An asylum application can be declared inadmissible in case a third country is regarded as a safe third country for the asylum seeker. There is no list of safe third countries. However, the IND published some internal information messages on the safe third country concept. These internal documents list a number of third countries either as ‘safe’ or ‘not safe’. The concept is applied on a case-by-case basis. There are three criteria that have to be fulfilled regarding safety, connection and admission. From the internal information message ‘Assessment of safe third countries in the asylum procedure – burden of proof and country information’ (IB 2021/8) states that in principle, asylum seekers will only be countered with a safe third country by the IND if their asylum request is likely to be granted, and that otherwise preference is given to a substantive rejection of the asylum request.
Rated as a safe third country according to internal information messages:
– Costa Rica
– South Africa
– South Korea
– United Kingdom
– United States of America
Not rated as a safe third country according to internal information messages:
– Bosnia and Herzegovina
– North Macedonia
– Saint Kitts and Nevis
– Saudi Arabia
– Sierra Leone
– United Arab Emirates
Article 3.106a(1) of the Aliens Decree provides the criteria for a country to be considered a safe third country. This is an implementation of Article 38 of the Asylum Procedures Directive. Article 3.37e of the Aliens Regulation provides that the Secretary of State’s assessment as to whether a third country can be considered to be safe should be based on a number of sources of information, specifically from EUAA, UNHCR, the Council of Europe and other relevant / authoritative / reputable organisations. In four cases concerning Kuwait, the United Arab Emirates and Russia, the Council of State ruled that the Secretary of State must rely on country of origin information, which must be transparent and applicable to the individual asylum seeker’s case.

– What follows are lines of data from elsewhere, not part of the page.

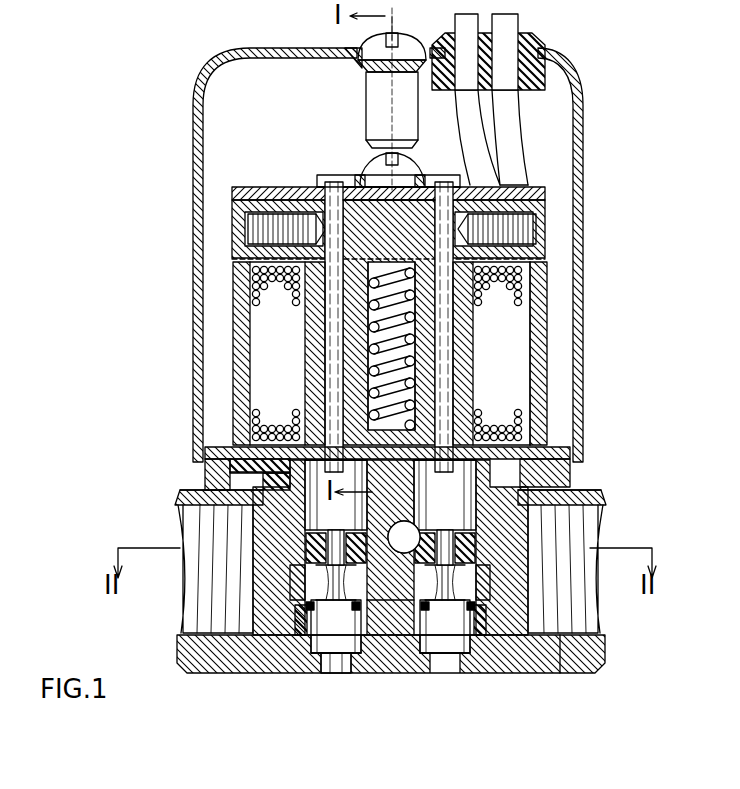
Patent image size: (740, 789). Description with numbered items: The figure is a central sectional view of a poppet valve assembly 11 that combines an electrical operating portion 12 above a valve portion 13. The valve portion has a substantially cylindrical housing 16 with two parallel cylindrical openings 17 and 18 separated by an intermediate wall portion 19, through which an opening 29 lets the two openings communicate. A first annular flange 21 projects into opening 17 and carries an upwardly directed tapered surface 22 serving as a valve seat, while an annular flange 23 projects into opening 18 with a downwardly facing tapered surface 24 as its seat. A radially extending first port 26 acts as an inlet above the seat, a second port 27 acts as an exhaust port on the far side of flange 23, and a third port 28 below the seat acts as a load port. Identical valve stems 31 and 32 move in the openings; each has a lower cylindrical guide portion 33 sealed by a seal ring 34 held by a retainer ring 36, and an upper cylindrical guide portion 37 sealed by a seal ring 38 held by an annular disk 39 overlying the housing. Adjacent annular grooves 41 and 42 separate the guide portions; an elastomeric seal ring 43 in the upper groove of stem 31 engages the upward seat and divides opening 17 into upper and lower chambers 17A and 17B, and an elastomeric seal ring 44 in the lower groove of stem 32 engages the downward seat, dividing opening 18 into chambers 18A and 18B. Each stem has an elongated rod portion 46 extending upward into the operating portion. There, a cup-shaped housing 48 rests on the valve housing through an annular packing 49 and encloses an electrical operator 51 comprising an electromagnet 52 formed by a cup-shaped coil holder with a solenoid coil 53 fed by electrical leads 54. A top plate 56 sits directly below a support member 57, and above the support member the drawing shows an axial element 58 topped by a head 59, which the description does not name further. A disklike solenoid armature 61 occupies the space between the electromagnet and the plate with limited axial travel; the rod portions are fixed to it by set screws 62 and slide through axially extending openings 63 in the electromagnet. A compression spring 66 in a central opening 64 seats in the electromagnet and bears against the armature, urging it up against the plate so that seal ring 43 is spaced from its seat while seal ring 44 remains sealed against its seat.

The poppet valve assembly 11 is at (112, 182).
The electrical operating portion 12 is at (595, 220).
The valve portion 13 is at (613, 490).
The valve housing 16 is at (578, 660).
The cylindrical opening 17 is at (362, 662).
The upper chamber 17A is at (312, 508).
The lower chamber 17B is at (336, 623).
The cylindrical opening 18 is at (478, 660).
The upper chamber 18A is at (478, 508).
The lower chamber 18B is at (446, 655).
The intermediate wall portion 19 is at (400, 620).
The first annular flange 21 is at (326, 582).
The tapered surface 22 is at (306, 545).
The annular flange 23 is at (436, 545).
The tapered surface 24 is at (455, 582).
The first port 26 is at (210, 612).
The second port 27 is at (402, 524).
The third port 28 is at (578, 610).
The opening 29 is at (358, 600).
The valve stem 31 is at (338, 680).
The valve stem 32 is at (520, 650).
The cylindrical guide portion 33 is at (334, 622).
The seal ring 34 is at (298, 620).
The retainer ring 36 is at (320, 615).
The cylindrical guide portion 37 is at (300, 416).
The seal ring 38 is at (300, 448).
The annular disk 39 is at (222, 468).
The annular groove 41 is at (250, 530).
The annular groove 42 is at (348, 560).
The elastomeric seal ring 43 is at (300, 474).
The elastomeric seal ring 44 is at (462, 610).
The rod portion 46 is at (333, 318).
The cup-shaped housing 48 is at (581, 120).
The annular packing 49 is at (232, 472).
The electrical operator 51 is at (560, 359).
The electromagnet 52 is at (262, 288).
The solenoid coil 53 is at (490, 288).
The electrical leads 54 is at (500, 38).
The top plate 56 is at (524, 184).
The support member 57 is at (398, 178).
The adjusting screw shank 58 is at (380, 115).
The adjusting screw head 59 is at (388, 52).
The solenoid armature 61 is at (338, 192).
The set screw 62 is at (252, 228).
The axially extending opening 63 is at (334, 358).
The central opening 64 is at (416, 198).
The compression spring 66 is at (372, 375).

The law does not expressly require the third country to have ratified the Refugee Convention without limitation. The Council of State found that Article 38 of the recast Asylum Procedures Directive does not require the third country to have ratified the Refugee Convention to be considered a safe third country. Nevertheless, the third country must abide by the principle of non-refoulement. The cases concerned the United Arab Emirates and Kuwait.
In January 2020, the Regional Court of Amsterdam ruled that it considered Turkey a safe third country for Uyghurs from China. Reasons for this judgment were the historical link between Turkey and the Uyghur community and that twenty to thirty thousand Uyghurs live in Turkey. Since 2018, Uyghurs have a special long-term residence permit. Other refugees and asylum seekers in Turkey do not have the right to apply for long-term residence. This permit allows Uyghurs to apply for Turkish citizenship after five years. Although Turkey is rated as non-safe third country in general, the Aliens Circular does state that for Uyghur applicants it will be assessed whether Turkey is a safe third country. In 2021, the Dutch Council of Refugees has seen one decision in which the IND concluded that Turkey was not a safe third country for Uyghurs.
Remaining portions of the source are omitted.